You've decided to hire a developer full time to join your team. How do you find the right one? You probably want one who knows your CAD system, who has engineering knowledge, and 10 years experience. Too bad, that person is happily employed elsewhere. But I'll let you in on a secret: developers can be trained. A developer needs to learn more than just new technologies, but also engineering industry knowledge. Instead of looking for a developer that is already perfect, look for one with good potential. Developers that are keen to solve problems, be creative, and dive deep into a subject.


Stay tuned for a future piece on training developers...


How to work with a developer





Now that you’ve hired a developer, the question is, what do you do with them? A developer on the team is going to be a new challenge for an manager. Their tasks, timelines, needs, and knowledge are all going to be different.


Treating a developer as a team member is important. If your company does daily standups, weekly or monthly team updates, include the developer in those meetings! They will be able to spot issues that they can solve. Not every project will be delivered to them by their manager. Treating a developer as a separate department, or external resource puts up unnecessary walls. A developer should always have direct access to the other team members that they are there to benefit. Put them in the same room as the engineers. Having to go through a chain of command for everything is a sure fire way to reduce the usefulness of your developer, and potentially frustrate them.

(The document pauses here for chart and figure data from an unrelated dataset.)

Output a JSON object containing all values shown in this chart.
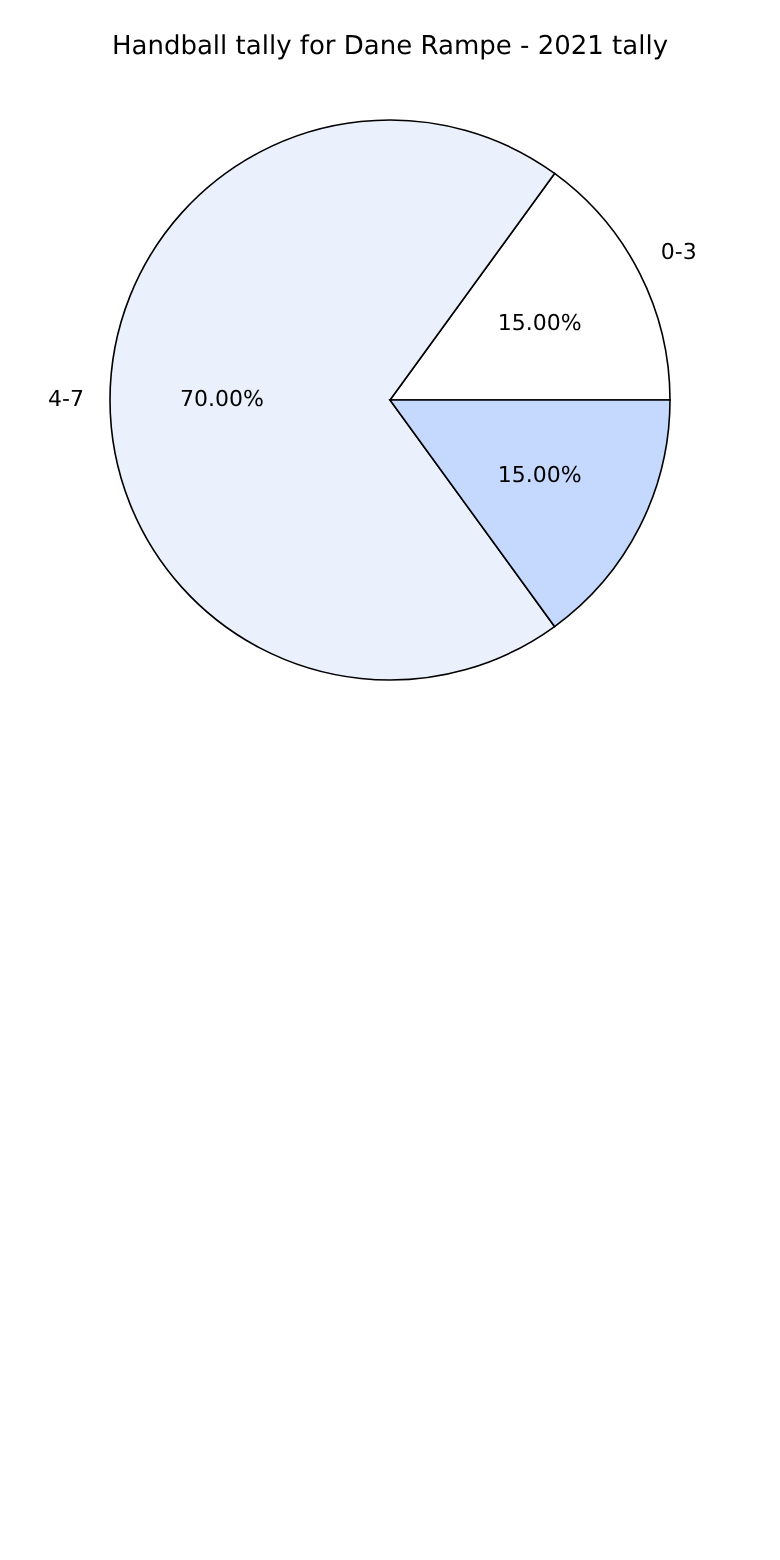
{
  "chart_data": {
    "type": "pie",
    "title": "Handball tally for Dane Rampe - 2021 tally",
    "categories": [
      "0-3",
      "4-7",
      null
    ],
    "values": [
      15,
      70,
      15
    ],
    "colors": [
      "#ffffff",
      "#eaf1fd",
      "#c5d9ff"
    ],
    "value_labels": [
      "15.00%",
      "70.00%",
      "15.00%"
    ],
    "legend": false
  }
}
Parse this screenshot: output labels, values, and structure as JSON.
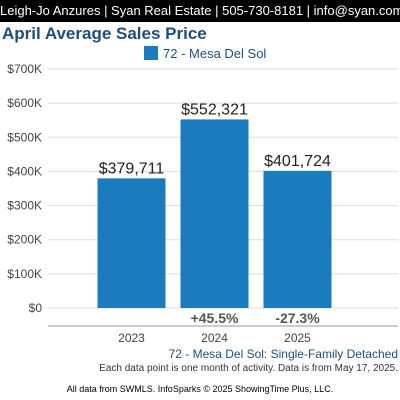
{
  "header": {
    "banner": "Leigh-Jo Anzures | Syan Real Estate | 505-730-8181 | info@syan.com",
    "title": "April Average Sales Price"
  },
  "colors": {
    "bar": "#1b7bbf",
    "title": "#1f4e79",
    "change": "#555555",
    "grid": "#dddddd"
  },
  "chart_data": {
    "type": "bar",
    "title": "April Average Sales Price",
    "categories": [
      "2023",
      "2024",
      "2025"
    ],
    "series": [
      {
        "name": "72 - Mesa Del Sol",
        "values": [
          379711,
          552321,
          401724
        ]
      }
    ],
    "data_labels": [
      "$379,711",
      "$552,321",
      "$401,724"
    ],
    "changes": [
      "",
      "+45.5%",
      "-27.3%"
    ],
    "y_ticks": [
      "$0",
      "$100K",
      "$200K",
      "$300K",
      "$400K",
      "$500K",
      "$600K",
      "$700K"
    ],
    "ylim": [
      0,
      700000
    ],
    "grid": true,
    "legend": "top-center",
    "xlabel": "",
    "ylabel": ""
  },
  "footer": {
    "subtitle": "72 - Mesa Del Sol: Single-Family Detached",
    "note": "Each data point is one month of activity. Data is from May 17, 2025.",
    "source": "All data from SWMLS. InfoSparks © 2025 ShowingTime Plus, LLC."
  }
}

Remember that there are now two perspectives to every problem: the developer way, and the engineer way. It is crucial to respect that a developer will make the correct decisions within their domain. Should the app be Java or Javascript? If you need to ask, then leave it to the developer. Another challenge to deal with is two sets of projects. The engineers will be working on some cool new bracket, while your developer workers on a optimized shelf tool. These two projects will have different timelines and hurdles. Finally, they'll also require different forms of feedback. Your developer doesn't have a customer, for them to continually improve, you need to give them constructive feedback. Their success won't always be apparent to them.


Caden’s Musings - Onshape





I’ve been working a lot with Onshape and FeatureScript to do design automation. In a recent project, I had to make a model of a part that would be used in an automation. But modeling the part I ran into some issues. I had problems such as needing a plane offset from the tangent of a line relative to how another line was offset from an axis. An experienced designer might have had a clever way to solve these problems, but I am not an experienced designer. Luckily, I had FeatureScript at my disposal. In less than 5 minutes I had a feature whipped up that could do exactly what I needed. In this case, I was making up for my own shortcomings in CAD design experience, but it got me thinking about how valuable a developer could be on an engineering team.


For large automations, which make up the majority of my work, the ROI is obvious. Saving thousands and thousands of engineering hours is a no brainer, and traditionally that was the minimum to make something worth automating. Doing design automation for most CAD programs, the development time for a feature is huge. But FeatureScript is different, the effort to create a valuable feature is astronomically less, so smaller features can be worth creating. This is my motivation behind the thought that engineering teams should shift to include a developer. FeatureScript is a big change in the industry, and will be a catalyst for changing how engineering teams are created.